Theologian N.T. Wright has reminded us that the gospel “is news, not advice.”  That news, coming in the days of celebration of the incarnation is straight-forward:   God has come to us in Jesus Christ.  Grace abounds.  Love wins.  And everything the church is called to do, it is by the power of the Holy Spirit, equipped to do—to give witness to the New Heaven and the New Earth, for God makes all things new.

That’s the news.  And within it is a stumbling block for followers of Jesus and the church that bears his name—the word “new.”

New is most often seen as suspect, untried, disruptive (it is), difficult to embrace (often so).  It is also at the heart of the good news of the gospel.  “New” is sown into the very fabric of our life of faith.  As Pascal-Emmanuel Gobry has observed:

“The Bible screams it at us. The Bible is bookended by a narrative of creation and redemption, the creation of a good universe later wrecked by sin, and its redemption. This is not a return to some Garden of Eden, but through new creation, the “world to come,” which is this world, albeit made divine again, just as Christ’s body was made glorious in the resurrection. The Book of Revelation calls this the New Jerusalem, which is described as descending to earth, not as a place to which believers ascend.  Throughout his ministry, Jesus proclaims not a set of beliefs, not a code of moral behavior, not a spiritual message, but rather the kingdom of God, a reality that implies all these things but only because they are entailed by the greater reality that God has broken through the barriers that sin has thrown up between God and his good creation and is returning to establish his reign, to transform all things.”

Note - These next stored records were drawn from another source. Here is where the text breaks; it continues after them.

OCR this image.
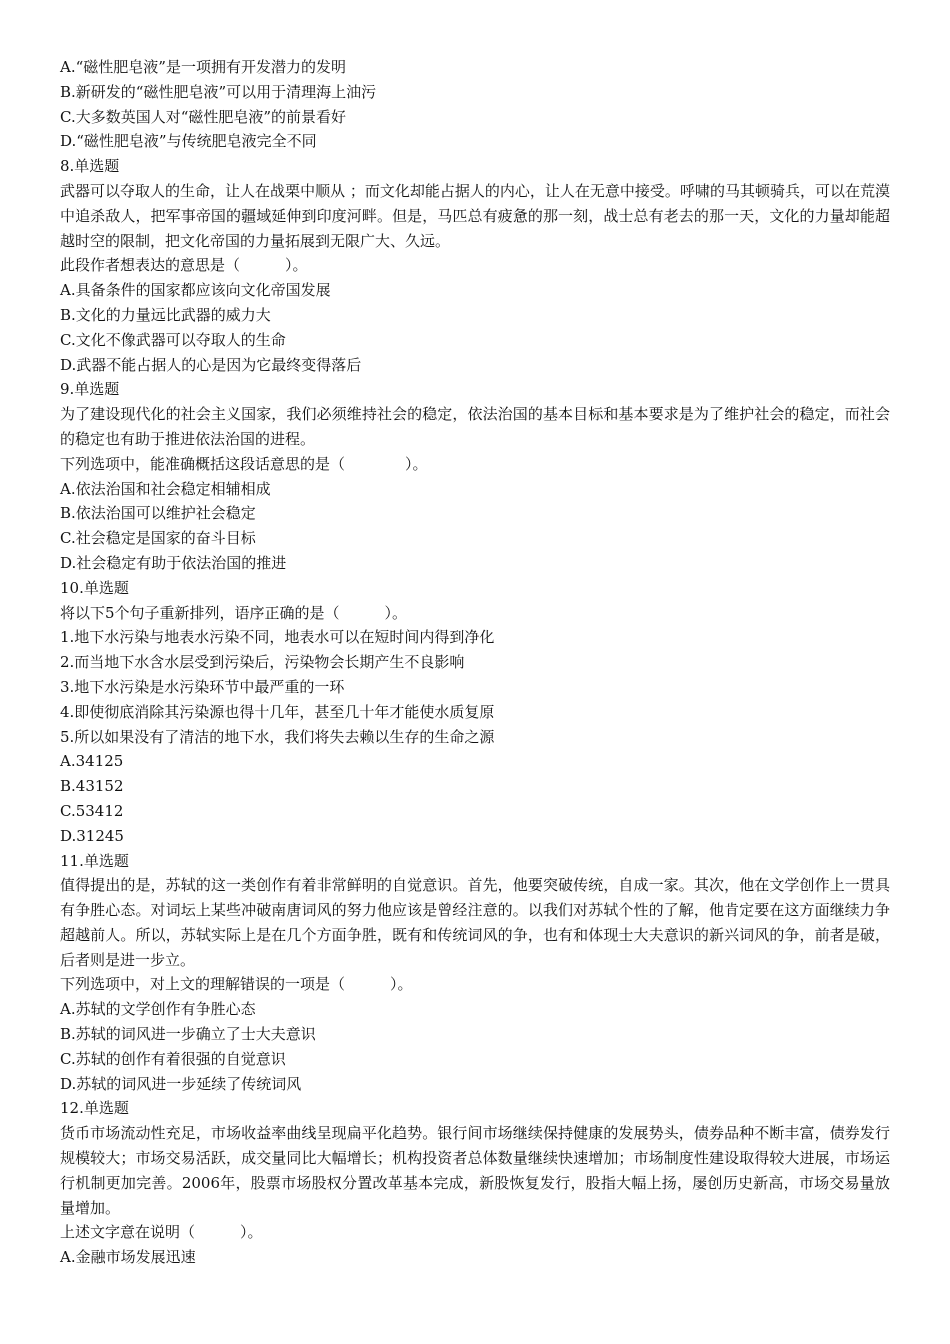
A.“磁性肥皂液”是一项拥有开发潜力的发明

B.新研发的“磁性肥皂液”可以用于清理海上油污

C.大多数英国人对“磁性肥皂液”的前景看好

D.“磁性肥皂液”与传统肥皂液完全不同

8.单选题

武器可以夺取人的生命，让人在战栗中顺从 ；而文化却能占据人的内心，让人在无意中接受。呼啸的马其顿骑兵，可以在荒漠中追杀敌人，把军事帝国的疆域延伸到印度河畔。但是，马匹总有疲惫的那一刻，战士总有老去的那一天，文化的力量却能超越时空的限制，把文化帝国的力量拓展到无限广大、久远。

此段作者想表达的意思是（　　　）。

A.具备条件的国家都应该向文化帝国发展

B.文化的力量远比武器的威力大

C.文化不像武器可以夺取人的生命

D.武器不能占据人的心是因为它最终变得落后

9.单选题

为了建设现代化的社会主义国家，我们必须维持社会的稳定，依法治国的基本目标和基本要求是为了维护社会的稳定，而社会的稳定也有助于推进依法治国的进程。

下列选项中，能准确概括这段话意思的是（　　　　）。

A.依法治国和社会稳定相辅相成

B.依法治国可以维护社会稳定

C.社会稳定是国家的奋斗目标

D.社会稳定有助于依法治国的推进

10.单选题

将以下5个句子重新排列，语序正确的是（　　　）。

1.地下水污染与地表水污染不同，地表水可以在短时间内得到净化

2.而当地下水含水层受到污染后，污染物会长期产生不良影响

3.地下水污染是水污染环节中最严重的一环

4.即使彻底消除其污染源也得十几年，甚至几十年才能使水质复原

5.所以如果没有了清洁的地下水，我们将失去赖以生存的生命之源

A.34125

B.43152

C.53412

D.31245

11.单选题

值得提出的是，苏轼的这一类创作有着非常鲜明的自觉意识。首先，他要突破传统，自成一家。其次，他在文学创作上一贯具有争胜心态。对词坛上某些冲破南唐词风的努力他应该是曾经注意的。以我们对苏轼个性的了解，他肯定要在这方面继续力争超越前人。所以，苏轼实际上是在几个方面争胜，既有和传统词风的争，也有和体现士大夫意识的新兴词风的争，前者是破，后者则是进一步立。

下列选项中，对上文的理解错误的一项是（　　　）。

A.苏轼的文学创作有争胜心态

B.苏轼的词风进一步确立了士大夫意识

C.苏轼的创作有着很强的自觉意识

D.苏轼的词风进一步延续了传统词风

12.单选题

货币市场流动性充足，市场收益率曲线呈现扁平化趋势。银行间市场继续保持健康的发展势头，债券品种不断丰富，债券发行规模较大；市场交易活跃，成交量同比大幅增长；机构投资者总体数量继续快速增加；市场制度性建设取得较大进展，市场运行机制更加完善。2006年，股票市场股权分置改革基本完成，新股恢复发行，股指大幅上扬，屡创历史新高，市场交易量放量增加。

上述文字意在说明（　　　）。

A.金融市场发展迅速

It’s why I think Jesus’ most important word throughout his ministry was “today.”  Not some re-litigation of yesterday’s hurts and harms (or a return to the hollow, gauzy memory of better times), nor some projection in a tomorrow where everything will get worked out. 

“Today this is fulfilled in your hearing.” 

“Today you will be with me in paradise.” 

“The Reign of God is at hand today.” 

“Seek first the Reign of God – leave tomorrow to take care of itself, today has enough for today.” 

In focusing on today, Jesus is not settling for what is, he is not asking us to embrace status quo, he is not giving up hope of a redeemed past or a hope-filled tomorrow.  Jesus understood that the focus of God’s redemptive power was today.  Today is the day God makes all things new. 

As Rodney Stark points out, pagans converted to Christianity in large numbers because it offered meaningful, tangible change to their quality of life and circumstances.  Followers of Jesus, at our best, offer a hurting world something…new.  It’s what is new about life and the world that is compelling.  Not the return to something known and tried.  And they do it today.

So, for every congregational long-range plan that is taking a year to write to think three years down the road and gradually phase in some modest alterations to church life, the word is today.

For every ministry that is slowly suffocating from a lack of…whatever we lack—vision, energy, support, encouragement, results—the word is today.

For the prayer that has been prayed and prayed and prayed – seemingly no avail, the word remains – sometimes painfully, but faithfully, today.

To every single one of us wondering what God is up to and where God is active, Jesus invites us to answer that question…today.

God is acting to make all things new.  Today.  Thank God!